My mcc is never going to be fast, because it uses ASM, which itself will
generate a text file several times larger than the C (so the line "123,"
in C ends up as " db 123" in the ASM file).
However I've looked at a possible way of speeding this up in general,
see below.
>>
>> DMC -- -- (Out of memory; 32-bit compiler)
>>
>> lccwin32 3.9s 1.3MB/sec
>>
>> gcc 10.x 10.6s 0.5MB/sec
>>
>> clang 7.4s 0.7MB/sec (to object file only)
>>
>> MM 1.4s 3.6MB/sec (compiler for my language)
>>
>> MM 0.7 7.1MB/sec (MM optimised via C and gcc-O3)
>>
>
> That's quite impressive.
> Does it generate object files or goes directly to exe?
All produce EXE files, via linkers if necessary, except Clang (its hefty
LLVM installation doesn't come with standard C headers, nor a linker; it
depends on MS tools, but never manages to sync with them).
My MM product directly generates EXE files with no intermediate OBJ files.
> Even if later, it's still impressive.
So, it's more impressive if it first generates an OBJ file then invokes
a linker? I'd have thought that eliminating that pointless intermediate
step would be more impressive!
Anyway, I thought of a way of speeding up initialisation of byte-arrays
which is, instead of parsing each value into its own AST node, to
directly parse successive numeric values into a special data-string
object (similar to normal strings, and identical to the data-strings
used for embedded data).
Then there is only one AST node containing one 'string' value, instead
of 5M or 120M nodes.
This produced a timing, for 5M lines, of 0.34s (0.28s optimised), a
throughput of 15-18MB/sec.
When I applied this to the 120M line data (which is a 0.6GB source
file), it finished in 6.5 seconds (5.5 optimised), or 18-21MB/sec.
Previously that took 144 seconds.
However I can't keep that experimental code, since if it turns out not
all values are constant expressions, it has to revert to normal
processing, which is tricky to do; it may already have read 1M numbers
and needs to backtrack). This was just to see how fast it could be.
Processing 120MB as binary rather than text is still faster; that works
at up to 110MB/sec with an optimised compiler.
>> As a reminder, when using my version of 'embed' in my language,
>> embedding a 120MB binary file took 1.3 seconds, about 90MB/second.
>>
>>
>>> But both are much faster than compiling through text. Even "slow"

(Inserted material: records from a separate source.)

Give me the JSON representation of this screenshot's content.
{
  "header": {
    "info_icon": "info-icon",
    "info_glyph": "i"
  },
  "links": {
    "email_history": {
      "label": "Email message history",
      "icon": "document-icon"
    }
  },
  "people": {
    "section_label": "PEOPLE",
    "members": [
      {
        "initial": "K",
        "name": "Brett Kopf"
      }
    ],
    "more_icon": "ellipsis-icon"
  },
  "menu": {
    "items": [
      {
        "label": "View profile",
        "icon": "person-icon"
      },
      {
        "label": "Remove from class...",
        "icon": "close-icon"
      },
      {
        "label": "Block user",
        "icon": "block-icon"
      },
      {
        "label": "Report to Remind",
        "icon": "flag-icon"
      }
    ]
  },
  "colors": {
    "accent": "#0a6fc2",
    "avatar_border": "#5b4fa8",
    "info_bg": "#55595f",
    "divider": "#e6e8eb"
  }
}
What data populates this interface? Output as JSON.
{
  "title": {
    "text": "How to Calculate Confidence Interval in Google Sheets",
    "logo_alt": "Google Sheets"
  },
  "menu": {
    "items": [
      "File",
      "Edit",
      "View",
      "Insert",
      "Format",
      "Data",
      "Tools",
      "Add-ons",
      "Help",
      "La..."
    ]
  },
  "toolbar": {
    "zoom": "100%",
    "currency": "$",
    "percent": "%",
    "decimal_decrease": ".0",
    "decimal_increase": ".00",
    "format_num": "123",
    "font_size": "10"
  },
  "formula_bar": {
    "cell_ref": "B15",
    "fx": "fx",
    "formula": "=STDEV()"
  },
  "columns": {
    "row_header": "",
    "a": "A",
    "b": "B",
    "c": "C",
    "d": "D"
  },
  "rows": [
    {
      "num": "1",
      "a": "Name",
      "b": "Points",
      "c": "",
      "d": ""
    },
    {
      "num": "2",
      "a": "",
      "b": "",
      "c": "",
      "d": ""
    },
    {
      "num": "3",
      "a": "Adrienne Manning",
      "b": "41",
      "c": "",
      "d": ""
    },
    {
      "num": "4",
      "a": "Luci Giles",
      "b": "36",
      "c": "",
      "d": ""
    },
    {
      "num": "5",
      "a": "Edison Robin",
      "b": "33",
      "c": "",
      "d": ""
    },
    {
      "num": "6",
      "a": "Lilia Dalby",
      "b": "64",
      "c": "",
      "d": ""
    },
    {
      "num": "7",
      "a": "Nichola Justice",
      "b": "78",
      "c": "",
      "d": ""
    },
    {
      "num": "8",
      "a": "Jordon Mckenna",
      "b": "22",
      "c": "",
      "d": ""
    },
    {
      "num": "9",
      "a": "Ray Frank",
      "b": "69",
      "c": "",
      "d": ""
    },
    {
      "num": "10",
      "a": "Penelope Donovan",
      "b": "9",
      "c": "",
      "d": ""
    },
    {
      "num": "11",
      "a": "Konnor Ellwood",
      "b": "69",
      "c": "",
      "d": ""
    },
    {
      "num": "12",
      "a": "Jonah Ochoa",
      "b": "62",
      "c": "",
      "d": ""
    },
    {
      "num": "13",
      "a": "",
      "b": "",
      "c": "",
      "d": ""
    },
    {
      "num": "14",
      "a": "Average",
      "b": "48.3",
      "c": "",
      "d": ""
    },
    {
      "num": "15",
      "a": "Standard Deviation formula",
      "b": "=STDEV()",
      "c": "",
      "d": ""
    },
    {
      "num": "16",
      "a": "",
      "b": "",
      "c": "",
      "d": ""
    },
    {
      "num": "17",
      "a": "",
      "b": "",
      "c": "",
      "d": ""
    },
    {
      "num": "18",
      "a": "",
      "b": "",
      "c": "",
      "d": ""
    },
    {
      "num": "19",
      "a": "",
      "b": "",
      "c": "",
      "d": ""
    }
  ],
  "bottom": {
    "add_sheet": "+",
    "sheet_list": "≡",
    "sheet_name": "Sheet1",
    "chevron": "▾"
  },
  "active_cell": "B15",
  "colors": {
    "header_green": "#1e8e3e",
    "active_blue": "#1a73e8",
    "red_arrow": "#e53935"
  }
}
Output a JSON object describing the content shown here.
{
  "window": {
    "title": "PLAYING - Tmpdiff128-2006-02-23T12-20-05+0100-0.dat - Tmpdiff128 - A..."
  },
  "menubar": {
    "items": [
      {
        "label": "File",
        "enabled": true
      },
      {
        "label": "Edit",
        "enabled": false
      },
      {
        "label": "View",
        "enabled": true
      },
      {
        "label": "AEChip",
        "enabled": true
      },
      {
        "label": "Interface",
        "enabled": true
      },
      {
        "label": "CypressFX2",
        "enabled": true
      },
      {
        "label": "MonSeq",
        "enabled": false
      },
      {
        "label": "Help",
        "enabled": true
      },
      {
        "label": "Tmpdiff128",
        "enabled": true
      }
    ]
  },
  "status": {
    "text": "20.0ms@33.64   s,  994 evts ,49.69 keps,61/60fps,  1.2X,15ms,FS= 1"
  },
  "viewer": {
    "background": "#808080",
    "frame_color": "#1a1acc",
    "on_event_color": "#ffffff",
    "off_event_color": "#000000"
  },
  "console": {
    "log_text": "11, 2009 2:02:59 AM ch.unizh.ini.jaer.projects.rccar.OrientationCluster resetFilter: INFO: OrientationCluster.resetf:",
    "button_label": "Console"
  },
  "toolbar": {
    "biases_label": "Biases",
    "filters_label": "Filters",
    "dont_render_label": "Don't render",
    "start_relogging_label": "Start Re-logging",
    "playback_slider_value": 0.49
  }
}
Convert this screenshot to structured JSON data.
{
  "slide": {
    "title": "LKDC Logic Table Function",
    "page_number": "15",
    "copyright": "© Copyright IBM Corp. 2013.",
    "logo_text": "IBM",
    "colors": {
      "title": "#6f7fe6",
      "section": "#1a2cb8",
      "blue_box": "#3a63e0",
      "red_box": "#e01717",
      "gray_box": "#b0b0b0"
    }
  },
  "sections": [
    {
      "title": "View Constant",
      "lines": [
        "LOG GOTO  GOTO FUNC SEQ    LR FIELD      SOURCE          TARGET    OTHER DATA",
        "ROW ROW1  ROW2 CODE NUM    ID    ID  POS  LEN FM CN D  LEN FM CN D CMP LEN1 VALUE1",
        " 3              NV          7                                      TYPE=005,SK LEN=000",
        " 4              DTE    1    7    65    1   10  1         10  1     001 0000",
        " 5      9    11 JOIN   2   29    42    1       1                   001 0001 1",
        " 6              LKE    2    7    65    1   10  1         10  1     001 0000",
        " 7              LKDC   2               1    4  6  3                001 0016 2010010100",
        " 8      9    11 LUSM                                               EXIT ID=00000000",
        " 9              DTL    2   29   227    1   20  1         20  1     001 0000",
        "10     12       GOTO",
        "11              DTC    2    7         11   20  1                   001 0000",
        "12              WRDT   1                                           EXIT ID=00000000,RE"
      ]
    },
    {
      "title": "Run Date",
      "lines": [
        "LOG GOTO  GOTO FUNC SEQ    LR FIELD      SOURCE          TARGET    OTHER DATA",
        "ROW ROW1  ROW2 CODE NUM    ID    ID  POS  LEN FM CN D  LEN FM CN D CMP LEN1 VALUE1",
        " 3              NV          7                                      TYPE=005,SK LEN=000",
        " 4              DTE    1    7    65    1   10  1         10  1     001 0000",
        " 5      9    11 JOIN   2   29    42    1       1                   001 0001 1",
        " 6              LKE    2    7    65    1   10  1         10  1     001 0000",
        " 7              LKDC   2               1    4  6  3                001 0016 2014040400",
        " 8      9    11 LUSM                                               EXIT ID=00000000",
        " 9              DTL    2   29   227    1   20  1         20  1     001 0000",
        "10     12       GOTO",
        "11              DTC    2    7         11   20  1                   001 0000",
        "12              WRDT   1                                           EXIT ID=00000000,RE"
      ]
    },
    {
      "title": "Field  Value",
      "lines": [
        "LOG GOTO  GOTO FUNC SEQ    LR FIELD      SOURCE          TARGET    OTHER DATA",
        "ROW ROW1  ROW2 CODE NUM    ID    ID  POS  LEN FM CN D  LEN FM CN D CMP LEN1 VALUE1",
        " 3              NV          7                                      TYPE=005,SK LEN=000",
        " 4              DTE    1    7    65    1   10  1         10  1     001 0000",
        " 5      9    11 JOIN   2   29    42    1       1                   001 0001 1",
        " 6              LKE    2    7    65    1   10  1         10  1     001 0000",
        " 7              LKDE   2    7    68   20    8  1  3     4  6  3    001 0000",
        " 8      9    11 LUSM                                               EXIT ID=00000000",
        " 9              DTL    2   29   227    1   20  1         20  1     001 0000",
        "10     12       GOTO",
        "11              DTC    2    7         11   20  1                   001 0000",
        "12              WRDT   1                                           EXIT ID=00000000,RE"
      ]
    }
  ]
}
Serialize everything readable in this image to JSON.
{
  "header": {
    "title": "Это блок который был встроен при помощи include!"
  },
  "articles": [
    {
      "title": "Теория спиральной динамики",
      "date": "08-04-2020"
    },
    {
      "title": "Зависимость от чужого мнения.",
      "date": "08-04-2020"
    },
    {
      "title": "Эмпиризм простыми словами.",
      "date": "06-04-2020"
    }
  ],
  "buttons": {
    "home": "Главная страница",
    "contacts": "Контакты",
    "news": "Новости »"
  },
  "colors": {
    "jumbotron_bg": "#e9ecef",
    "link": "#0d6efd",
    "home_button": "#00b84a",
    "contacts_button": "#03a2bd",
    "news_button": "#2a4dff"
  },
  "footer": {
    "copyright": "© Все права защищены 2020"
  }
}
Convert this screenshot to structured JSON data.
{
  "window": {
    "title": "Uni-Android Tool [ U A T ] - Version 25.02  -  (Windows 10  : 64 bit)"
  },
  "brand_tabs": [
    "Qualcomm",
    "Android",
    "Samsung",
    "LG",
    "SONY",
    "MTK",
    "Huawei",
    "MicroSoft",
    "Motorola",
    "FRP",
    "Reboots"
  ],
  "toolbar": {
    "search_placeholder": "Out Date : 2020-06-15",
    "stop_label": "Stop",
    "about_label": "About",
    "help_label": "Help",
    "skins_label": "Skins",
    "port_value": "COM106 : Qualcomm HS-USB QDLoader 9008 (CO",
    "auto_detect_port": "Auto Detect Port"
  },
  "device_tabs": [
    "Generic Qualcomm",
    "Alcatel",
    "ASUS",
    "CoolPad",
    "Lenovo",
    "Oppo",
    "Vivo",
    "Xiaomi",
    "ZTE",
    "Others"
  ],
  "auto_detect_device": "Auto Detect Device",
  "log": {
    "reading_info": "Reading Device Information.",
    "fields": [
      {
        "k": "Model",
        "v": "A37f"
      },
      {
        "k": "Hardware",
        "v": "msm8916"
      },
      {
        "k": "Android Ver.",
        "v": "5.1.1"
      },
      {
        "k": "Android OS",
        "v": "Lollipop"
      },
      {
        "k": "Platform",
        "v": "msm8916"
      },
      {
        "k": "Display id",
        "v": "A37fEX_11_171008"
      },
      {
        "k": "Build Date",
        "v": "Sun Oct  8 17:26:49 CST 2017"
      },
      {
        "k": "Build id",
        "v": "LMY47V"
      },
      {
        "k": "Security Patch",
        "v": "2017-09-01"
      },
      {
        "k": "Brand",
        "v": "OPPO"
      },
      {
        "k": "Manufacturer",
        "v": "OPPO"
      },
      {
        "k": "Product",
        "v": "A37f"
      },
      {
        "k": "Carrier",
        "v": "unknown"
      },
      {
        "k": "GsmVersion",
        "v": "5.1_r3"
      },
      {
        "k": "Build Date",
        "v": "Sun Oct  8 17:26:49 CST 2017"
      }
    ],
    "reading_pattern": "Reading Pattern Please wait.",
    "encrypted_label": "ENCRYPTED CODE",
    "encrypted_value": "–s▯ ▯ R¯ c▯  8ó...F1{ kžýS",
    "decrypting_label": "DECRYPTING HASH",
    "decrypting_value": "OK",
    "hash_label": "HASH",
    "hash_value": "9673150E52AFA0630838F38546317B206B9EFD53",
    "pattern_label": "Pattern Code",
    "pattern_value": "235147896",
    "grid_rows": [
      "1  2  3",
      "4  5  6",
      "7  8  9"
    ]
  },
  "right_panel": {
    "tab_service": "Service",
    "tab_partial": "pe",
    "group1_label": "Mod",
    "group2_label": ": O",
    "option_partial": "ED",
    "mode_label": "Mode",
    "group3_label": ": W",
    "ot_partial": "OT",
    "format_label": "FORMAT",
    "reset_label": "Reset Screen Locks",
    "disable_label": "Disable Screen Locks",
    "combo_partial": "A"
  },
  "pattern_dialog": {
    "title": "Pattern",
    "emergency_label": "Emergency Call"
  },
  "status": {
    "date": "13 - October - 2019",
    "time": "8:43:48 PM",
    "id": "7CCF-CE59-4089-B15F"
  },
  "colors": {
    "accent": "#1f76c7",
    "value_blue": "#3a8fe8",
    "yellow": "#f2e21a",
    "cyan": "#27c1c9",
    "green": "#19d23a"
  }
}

>>> 40MB/3 is 6-7 times faster than the fastest of compilers in my
>>> tests.
>>
>> Do you have a C compiler that supports #embed?
>>
>
> No, I just blindly believe the paper.
Funny that no one else has access to an implementation! Those figures
have been around for a while.
> But it probably would be available in clang this year and in gcc around
> start of the next year. At least I hope so.
>
>> It's generally understood that processing text is slow, if
>> representing byte-at-a-time data. If byte arrays could be represented
>> as sequences of i64 constants, it would improve matters. That could
>> be done in C, but awkwardly, by aliasing a byte-array with an
>> i64-array.
>>
>
> I don't think that conversion from text to binary is a significant
> bottleneck here.
That's not quite what I meant. That conversion is the lexical part of
processing source code, it can be very fast.
It is parsing, and especially constructing a list of 5M or 120M AST
nodes, each containing one expression, and the subsequent type-checking
and code generation that takes the time.
However your benchmark looks intriguing and I'll have a closer look later.